US-Präsident in der Krise „Let's go, Brandon“ – Der neue Schlachtruf der Rechten zeigt Bidens Probleme

Der Satz ist in Wahrheit eine Beleidigung an den US-Präsidenten.
Washington An dem Satz „Let's go, Brandon“ kommt man in den USA derzeit nicht vorbei. Prominente Republikaner tragen ihn auf Baseball-Kappen und Masken gedruckt, Ex-Präsident Donald Trump lässt T-Shirts für 45 Dollar das Stück auf seiner Website verkaufen. In Sportstadien und auf Demonstrationen erschallen „Let's go, Brandon“-Sprechchöre, bei einer Trump-Rally in Iowa flatterte die Parole per Flugzeugbanner über den Köpfen des Publikums.
Gleich vier „Let's go, Brandon“-Popsongs führen die amerikanischen iTunes-Charts an, auf Amazon werden Notizblöcke, Sticker, Flaggen unter selbigem Titel verramscht. Vor einigen Tagen erreichte der Hype eine neue Stufe: Ein Pilot der Fluglinie Southwest Airlines verabschiedete seine Passagiere mit „Let's go, Brandon“ – was den Konzern zu einer öffentlichen Entschuldigung zwang.
Die Aufregung um einen scheinbar harmlosen Satz rührt daher, dass „Let's go, Brandon“ in Wahrheit eine Chiffre ist. Er steht für „F*** you, Biden“ eine Beleidigung des US-Präsidenten.
Der Schlachtruf zeigt das neue Selbstbewusstsein von Amerikas Rechter, die angesichts von Bidens Regierungskrise in Washington auf Revanche an der Urne hofft. Ein erster Stimmungstest steht diesen Dienstag an, wenn die Demokraten die Gouverneurswahlen in Virginia verlieren könnten.
Begonnen hat alles mit einem Internet-Meme, das sich seit einigen Wochen durch die sozialen Netzwerke frisst. Anfang Oktober fand ein Motorsport-Autorennen im Bundesstaat Alabama statt.
Brandon Brown, ein 28-jähriger Fahrer, hatte seinen ersten größeren Titel gewonnen und wurde von einer Fernsehreporterin interviewt. Die Menge hinter ihm skandierte etwas, das zunächst schwer zu verstehen war – woraufhin die Reporterin sagte: „Sie rufen,Let's go, Brandon'!“ In Wahrheit beleidigte das Publikum damit Biden, das wurde schnell deutlich. Die Szene ging sofort viral – eine Kampfansage an den US-Präsidenten war geboren.
Nur Trump war unbeliebter als Biden
Dass eine Fernsehpanne derart im Lager der Biden-Gegner verfangen kann, liegt auch an der mageren Erfolgsbilanz des US-Präsidenten. Biden hat sich in den vergangenen Monaten angreifbar gemacht: Kritik perlt nicht mehr an ihm ab wie zu Beginn seiner Amtszeit, als er als Krisenmanager in der Pandemie punkten konnte. „Bidens Wähler zerfasern an den Rändern – Trumps Fans halten zusammen“, brachte das US-Magazin „Politico“ die Lage auf den Punkt.

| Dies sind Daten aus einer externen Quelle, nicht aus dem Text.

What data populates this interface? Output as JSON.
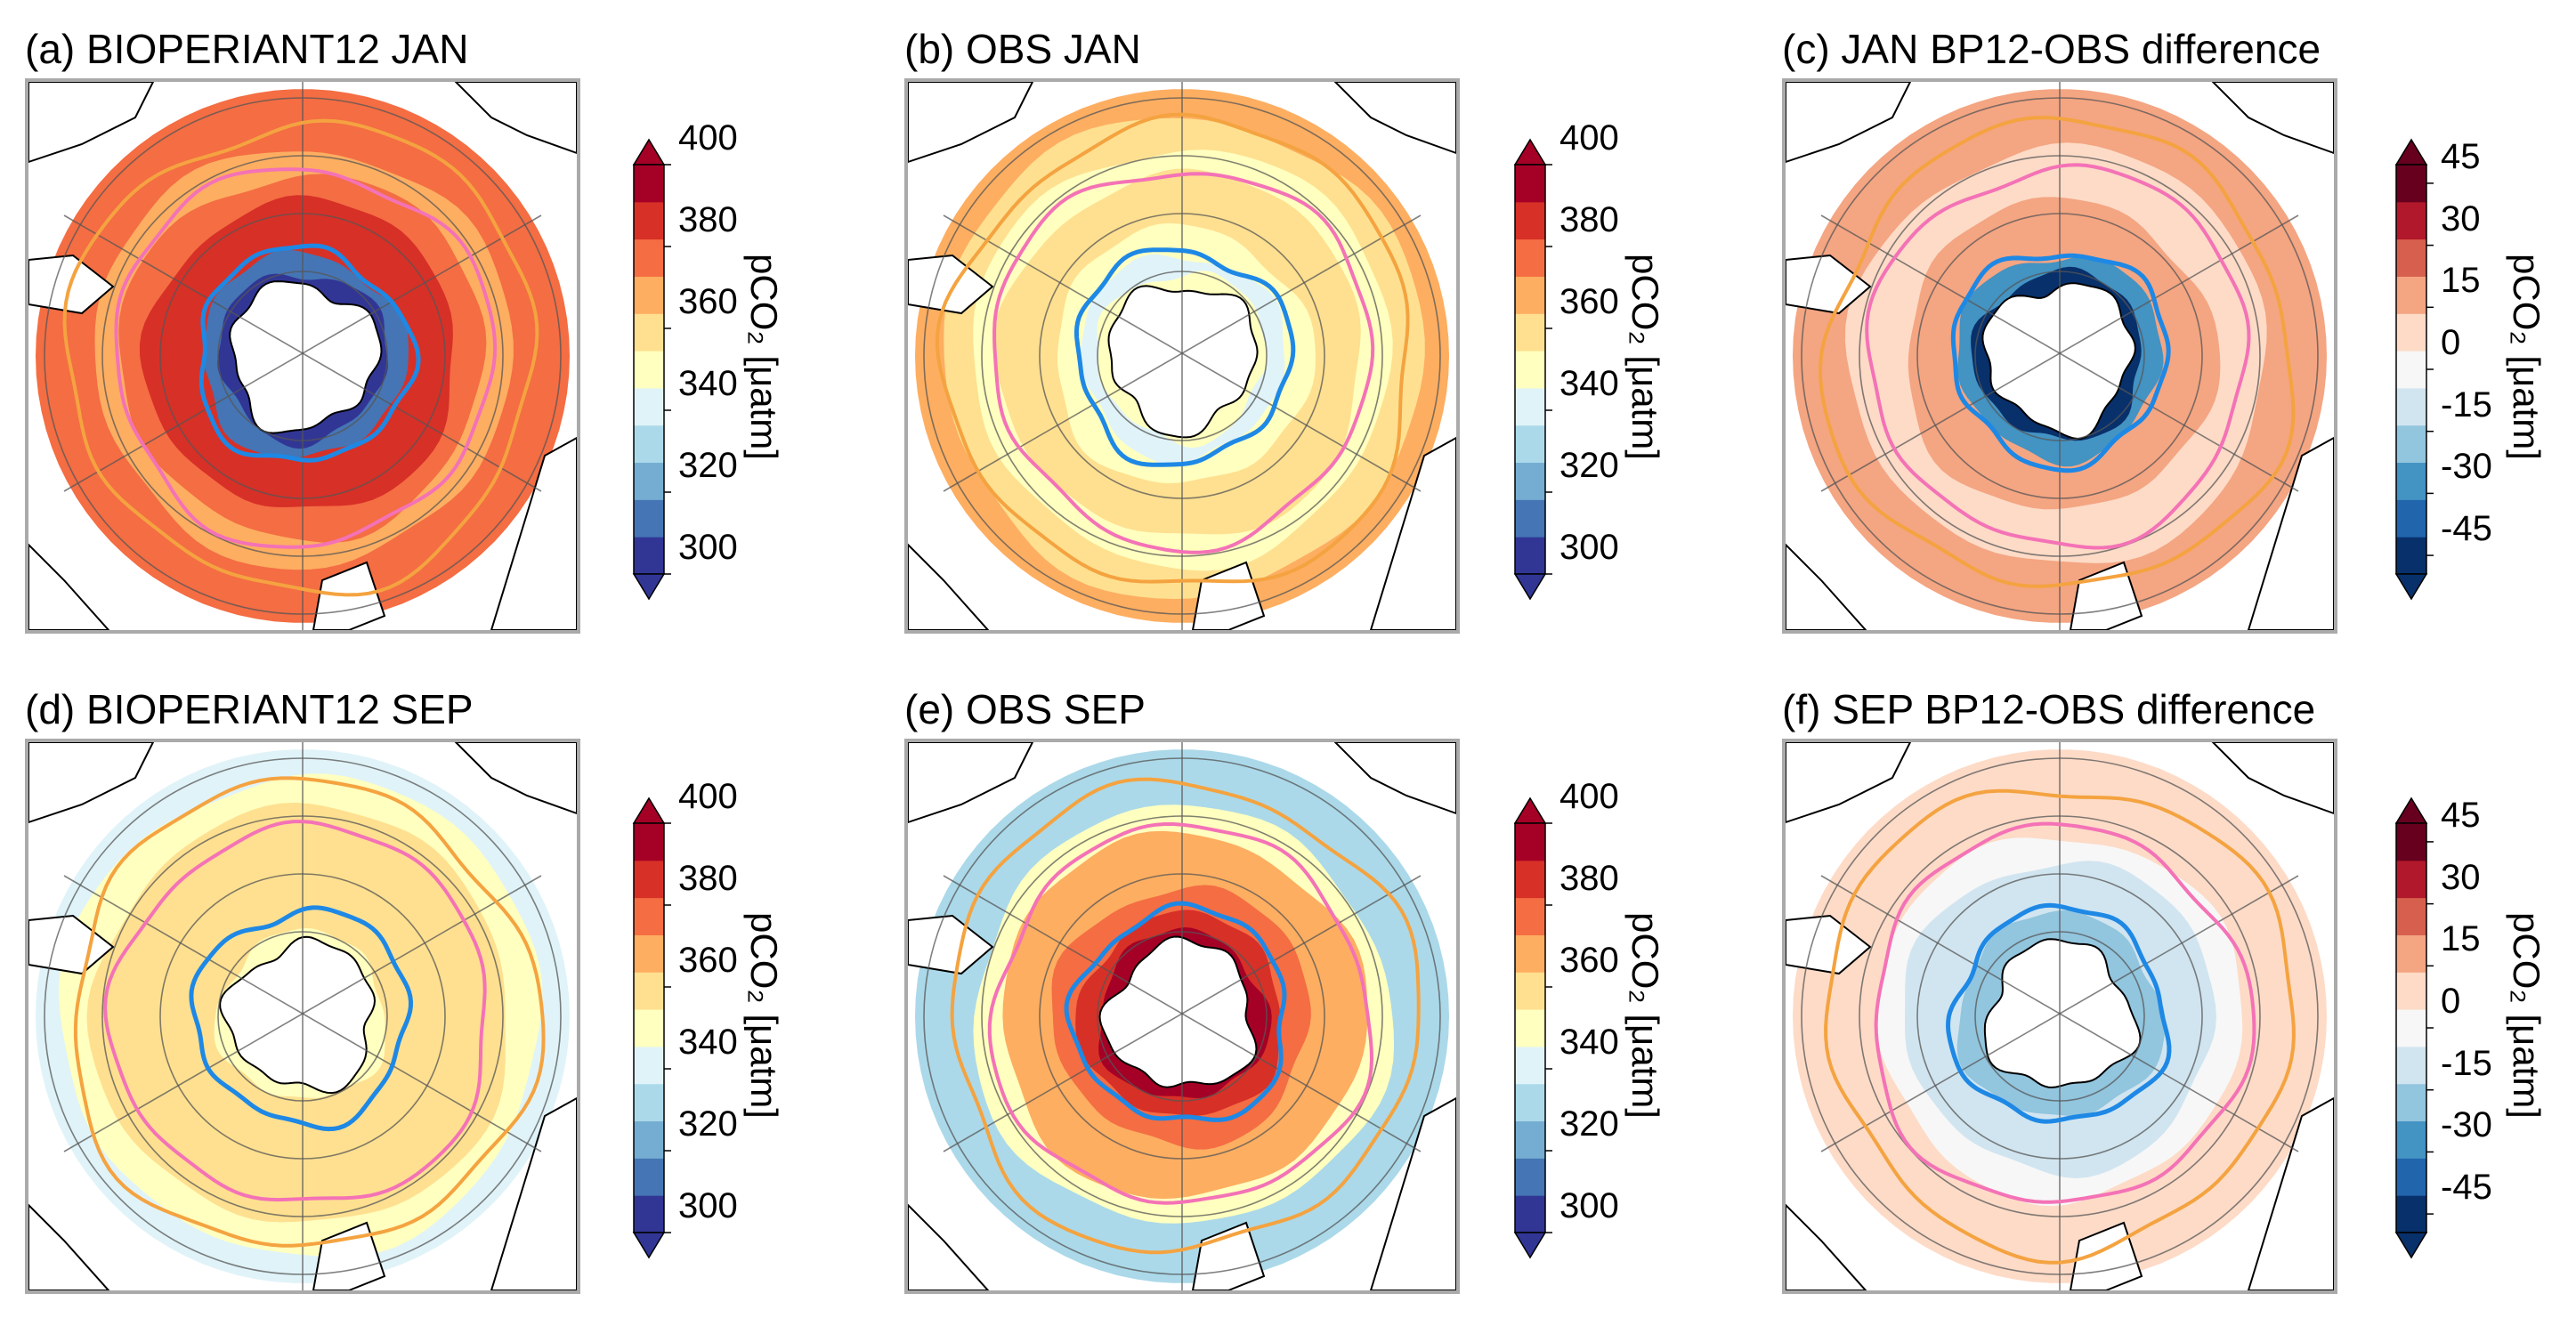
{
  "panels": [
    {
      "id": "a",
      "title": "(a) BIOPERIANT12 JAN",
      "kind": "model",
      "month": "jan"
    },
    {
      "id": "b",
      "title": "(b) OBS JAN",
      "kind": "obs",
      "month": "jan"
    },
    {
      "id": "c",
      "title": "(c) JAN BP12-OBS difference",
      "kind": "diff",
      "month": "jan"
    },
    {
      "id": "d",
      "title": "(d) BIOPERIANT12 SEP",
      "kind": "model",
      "month": "sep"
    },
    {
      "id": "e",
      "title": "(e) OBS SEP",
      "kind": "obs",
      "month": "sep"
    },
    {
      "id": "f",
      "title": "(f) SEP BP12-OBS difference",
      "kind": "diff",
      "month": "sep"
    }
  ],
  "colorbars": [
    {
      "id": "cb-a",
      "ticks": [
        "400",
        "380",
        "360",
        "340",
        "320",
        "300"
      ],
      "scale": "absolute"
    },
    {
      "id": "cb-b",
      "ticks": [
        "400",
        "380",
        "360",
        "340",
        "320",
        "300"
      ],
      "scale": "absolute"
    },
    {
      "id": "cb-c",
      "ticks": [
        "45",
        "30",
        "15",
        "0",
        "-15",
        "-30",
        "-45"
      ],
      "scale": "difference"
    },
    {
      "id": "cb-d",
      "ticks": [
        "400",
        "380",
        "360",
        "340",
        "320",
        "300"
      ],
      "scale": "absolute"
    },
    {
      "id": "cb-e",
      "ticks": [
        "400",
        "380",
        "360",
        "340",
        "320",
        "300"
      ],
      "scale": "absolute"
    },
    {
      "id": "cb-f",
      "ticks": [
        "45",
        "30",
        "15",
        "0",
        "-15",
        "-30",
        "-45"
      ],
      "scale": "difference"
    }
  ],
  "colorbar_label": "pCO₂ [μatm]",
  "legend_lines": {
    "front_outer": "#f4a340",
    "front_middle": "#f472b6",
    "front_inner": "#1e88e5"
  },
  "colors": {
    "absolute": [
      "#313695",
      "#4575b4",
      "#74add1",
      "#abd9e9",
      "#e0f3f8",
      "#ffffbf",
      "#fee090",
      "#fdae61",
      "#f46d43",
      "#d73027",
      "#a50026"
    ],
    "difference": [
      "#08306b",
      "#2166ac",
      "#4393c3",
      "#92c5de",
      "#d1e5f0",
      "#f7f7f7",
      "#fddbc7",
      "#f4a582",
      "#d6604d",
      "#b2182b",
      "#67001f"
    ]
  }
}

Aufgrund unterschiedlicher Krisen verliert der US-Präsident an Beliebtheit.
Tatsächlich genießt Biden unter demokratischen Anhängern noch immer Beliebtheitswerte von über 90 Prozent. Doch auf das ganze Land gerechnet sieht es schlecht für ihn aus, seine Umfragen sind auf rund 43 Prozent Zustimmung abgesackt. Nur Trump war zu diesem Zeitpunkt der Amtszeit unbeliebter.
Die Gründe dafür sind vielfältig: Die Covid-Infektionen sind nicht unter Kontrolle, der chaotische Afghanistan-Abzug ließ an Bidens Urteilsvermögen zweifeln. Lieferkettenprobleme und Inflation machen sich in den Portemonnaies von Millionen Menschen bemerkbar. Dazu schürt das Ringen um Billionen-Pakete auf dem Capitol Hill den Eindruck, Bidens Demokraten blieben ihren Wählern konkrete Ergebnisse schuldig.
Die Demokraten hätten zunehmend ein Problem mit der Mobilisierung, sagte der New Yorker Politikexperte Stanley Renshon der Nachrichtenagentur AP. Noch vor wenigen Monaten sei Wut das Leitmotiv vieler Republikaner gewesen, etwa über den – mehrfach widerlegten – Vorwurf, die Präsidentschaftswahlen seien manipuliert gewesen. Inzwischen habe sich die Wut in Triumph verwandelt, „und das betrifft längst nicht mehr nur eingefleischte Trump-Anhänger“, so Renshon.
Obama musste zur Hilfe eilen
Die Virginia-Wahlen sind dafür ein gutes Beispiel – unabhängig davon, wie sie ausgehen. Selbst ein knapper Sieg für die Demokraten wäre ein Warnsignal für Biden. Der demokratische Kandidat, Terry McAuliffe, lag zuletzt in Umfragen hinter dem Republikaner Glenn Younkin, der von Trump unterstützt wird.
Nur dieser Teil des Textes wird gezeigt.